I didn't know about mountains until I came out to graduate school in California. I soon joined the Sierra Club to hike, and became a life member early on - inspired by Dave Brower during the Grand Canyon dam fight. I moved a lot, but eventually I returned to California to teach environmental policy at UC Davis. It was great to be here, close to the mountains again. I participated in Sierra Singles. Our party was at Evolution Basin when a lone hiker crossed our path on the John Muir Trail. Kay has been my wife for several decades.

When I retired, I decided to volunteer for the Sierra Club.

I moved up through the ranks, eventually chairing the Club's national Global Warming and Energy Committee. I'm currently on the national Smart Energy Solutions Committee. I'm overjoyed that the Club has decided to make global climate change its top national priority.

Human greenhouse gases are already wreaking havoc. We're losing the snow atop the Alps and Kilimanjaro. We're going to have more hurricanes like Katrina. Barrier islands will be destroyed. At the rate we're going, we will lose coastal cities within the next 50 years. Low-lying nations like Bangladesh will be hurt the worst . How do we change course?

Fortunately America is a "can do" country. While we surely have a huge problem, we also have more than enough solutions to start turning things around. The starting point is efficiency, and we've already done a lot. From World War II up to the oil embargo 30 years ago, America's energy use was growing at a staggering 2% per year. Then from 1975 to 2006 energy use leveled off as we learned how to wring more economic output from the same amount of energy. California has led the way, with per-capita energy use far below the rest of the nation, and holding steady. In 100 years the U.S. could have 10 times today's economic output with no increase in energy use, and using energy mostly from sun, wind, and biomass. This transition will rely massively on science and technology. It will require lots of innovation.

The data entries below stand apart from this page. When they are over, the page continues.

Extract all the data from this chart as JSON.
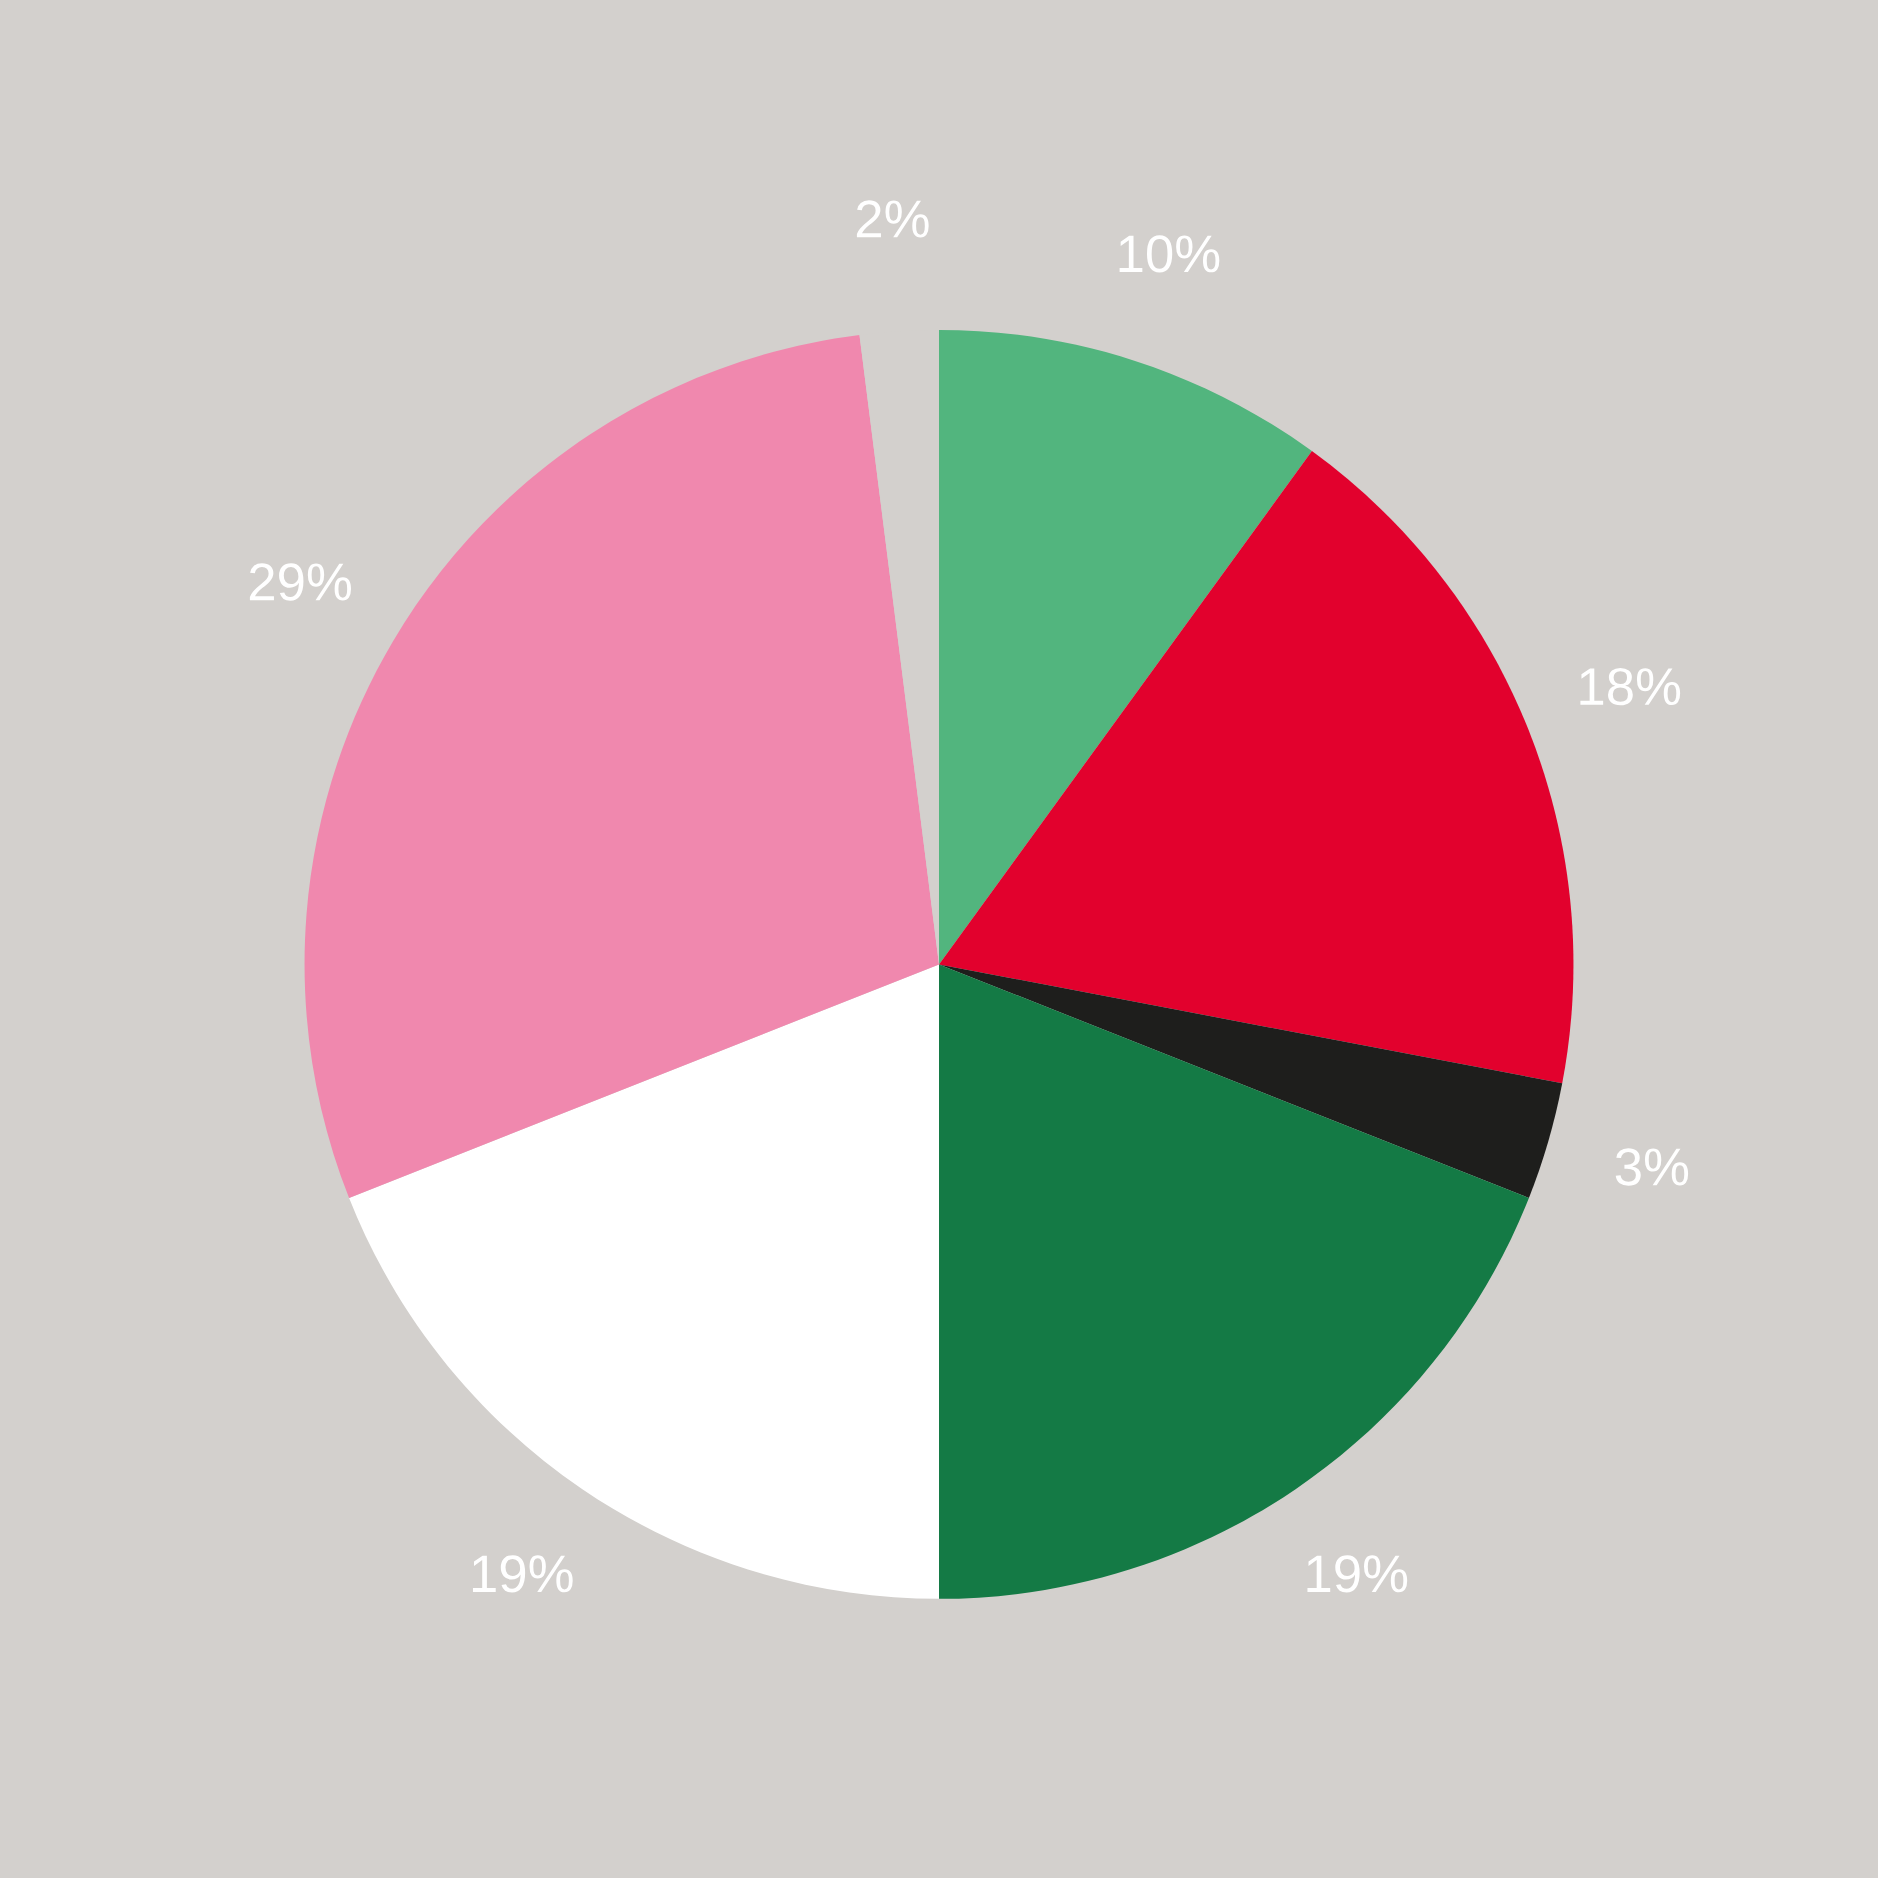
{
  "chart_data": {
    "type": "pie",
    "categories": [
      null,
      null,
      null,
      null,
      null,
      null,
      null
    ],
    "values": [
      10,
      18,
      3,
      19,
      19,
      29,
      2
    ],
    "value_labels": [
      "10%",
      "18%",
      "3%",
      "19%",
      "19%",
      "29%",
      "2%"
    ],
    "colors": [
      "#52b57e",
      "#e2012d",
      "#1e1e1c",
      "#147a45",
      "#ffffff",
      "#f088ae",
      "#d3d0cd"
    ],
    "legend": false
  }
}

As I work with the Club nationally, I see that often the most important changes must happen at the local level. California is a leader on energy. The Bay Area is the leader among the leaders. It's our job - our opportunity - to show the rest of the nation how to do it.

We must pressure government to institute efficiency policies. We will need to educate the public and organize people to put pressure on elected officials. That's where the Strength & Sustainability campaign comes in. The only factor holding the Sierra Club back in its immediate and significant impacts on energy use is funding.

My Sierra Club involvement has been mostly at the national level. Why am I making a major gift to the Bay Chapter? It's because we in the Bay Area have a long history and promising opportunities to set an example that can spread. The Bay Chapter has played a major role in getting Community Choice Aggregation implemented in San Francisco, and I want to help extend these efforts throughout the Bay Area. The old slogan "Think globally, act locally" isn't just a cliché; for the Bay Chapter it's very much a reality. A gift to the Bay Chapter is a step towards global change.

I hope you'll join me in supporting the local Strength & Sustainability campaign.